#194 Article 501 Posted at 1995/10/28 04:43:13 by W.M. (MAP009) [NO.04]

Subject: Re:*9 雨、逃げ出した後 /499 .... /448 /445

ちょっと辛口の感想です。

> シンジも普通~の男の子~~。(おいおい)

 う~ん、私の感想も、ほとんどこれに尽きます (^^;)。
 コミックス 1巻の巻末の庵野監督の文章では、シンジ君は特に人つきあい
について特殊であるかのような感じでしたが、そういうわけではなくて、
「ちょっと引っ込み思案なだけ」なんですね。

  NERVも、シンジ君に対して、ちゃんと(本人にも気がつかせない)護衛を付
けているはずです(だって、彼が交通事故や暴漢に会ったりしたら、人類が
困ることになるんですよ)。だから、彼が電車でぐるぐる周っていたり、
特に観る気もない映画の上映館に入ったりしているときにも、NERV側に護衛
から連絡が入り、彼の行動が補足されているという描写があってもよかった
かなぁ、と思いました。

  (映画がドキュメンタリーというのが、ちょっと驚きました。
   第三東京ではそんなもの上映しているのか…)

 ただ、駅で彼が特別列車に乗らなかったことについて、描写が足りないよ
うな、よくわからない気がしました。

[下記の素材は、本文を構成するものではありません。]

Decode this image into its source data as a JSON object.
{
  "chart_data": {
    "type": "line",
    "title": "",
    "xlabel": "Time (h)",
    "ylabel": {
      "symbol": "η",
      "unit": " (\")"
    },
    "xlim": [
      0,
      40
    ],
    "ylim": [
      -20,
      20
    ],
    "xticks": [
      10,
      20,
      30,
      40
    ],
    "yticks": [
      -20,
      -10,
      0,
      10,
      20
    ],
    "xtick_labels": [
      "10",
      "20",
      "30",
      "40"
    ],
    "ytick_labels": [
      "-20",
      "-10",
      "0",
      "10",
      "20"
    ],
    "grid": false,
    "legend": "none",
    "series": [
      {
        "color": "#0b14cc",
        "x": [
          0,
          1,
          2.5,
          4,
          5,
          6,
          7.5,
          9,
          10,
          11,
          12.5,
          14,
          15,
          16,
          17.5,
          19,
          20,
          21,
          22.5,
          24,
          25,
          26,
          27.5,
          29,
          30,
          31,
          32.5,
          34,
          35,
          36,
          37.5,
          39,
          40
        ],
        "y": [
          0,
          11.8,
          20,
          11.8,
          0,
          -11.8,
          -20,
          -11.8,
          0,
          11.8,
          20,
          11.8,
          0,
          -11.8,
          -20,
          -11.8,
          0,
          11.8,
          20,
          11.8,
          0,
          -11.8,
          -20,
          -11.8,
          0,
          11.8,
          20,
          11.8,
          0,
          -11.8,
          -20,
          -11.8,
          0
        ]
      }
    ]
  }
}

今まで、ずうっと「言われたことをす
る、逆らわない」という行動方針を取っていた彼が、転校したばかりの学校
の友達(1日しか会っていない)と会話し殴り合って、で、自分の意志でもう
一度やってみようと思ったというのが、むしろ唐突にさえ感じられました。

 ミサトさんが駅に車で駆けつけてきたのは、なぜかなぁ。もう一度説得し
ようとしたのかな? それとも、たんなる見送り? シンジ君の直属の上司なら
ば、NERVから出るときに付いているのが普通でしょうに、夜勤あけで寝てい
たのかな?
  彼女の行動も、唐突な感じで、わからなかったです。

from article No.465 しっぽ(☆)さん:
> 貴重なパイロットを、いくら本人の意志だからってこう簡単にやめさせてしまう
> なんて‥‥妙な意味で個人の権利が尊重されてるなあ。戦意高揚ビデオを何日間も
> 見せ続けて洗脳するとかすれば話は簡単なのに(笑)

 そうそう、私もそれを考えました。
 修理費が国の予算に匹敵するような、人類最後の切り札とも言える人造人
間のパイロット、いまのところ、世界に 3人しか見つかっていない。それを、
ちょっとプレッシャに負けていじけているからといって、ああも簡単に放り
出してしまうのかなぁと。

 で、もうちょっと思いをめぐらせたところ…

   ひょっとすると、シンジ君がエヴァに乗るような心情になるよう、児童
    心理学者を含めたチームがシナリオを組んで、彼や友人が NERVの都合の
    よいように誘導したんじゃないだろうか

…というのを考えつきました。もし、あの列車に乗ったとしても、行った先
で彼はさまざまな人との出会いがあり会話があり、それらはやっぱり彼の考
えを「自発的に」変えさせようとする、仕組まれたものである、というわけ
です。そのぐらいの人員と費用、NERVにとってみれば軽いものでしょう。

  (でも、もしそんなストーリーで、そういう描写がされていたとしたら、
   シンジ君は主人公ではなく、NERVという組織に動かされる単なるコマの
   1つとなり、作品が変わってしまいますね)

 エヴァンゲリオンとは、感情を司る神経を含めて接続されるそうですから、
「無理強いして」とか「薬で」・「洗脳して」というのでは、パイロットと
して役立たなくなるのでしょう、きっと。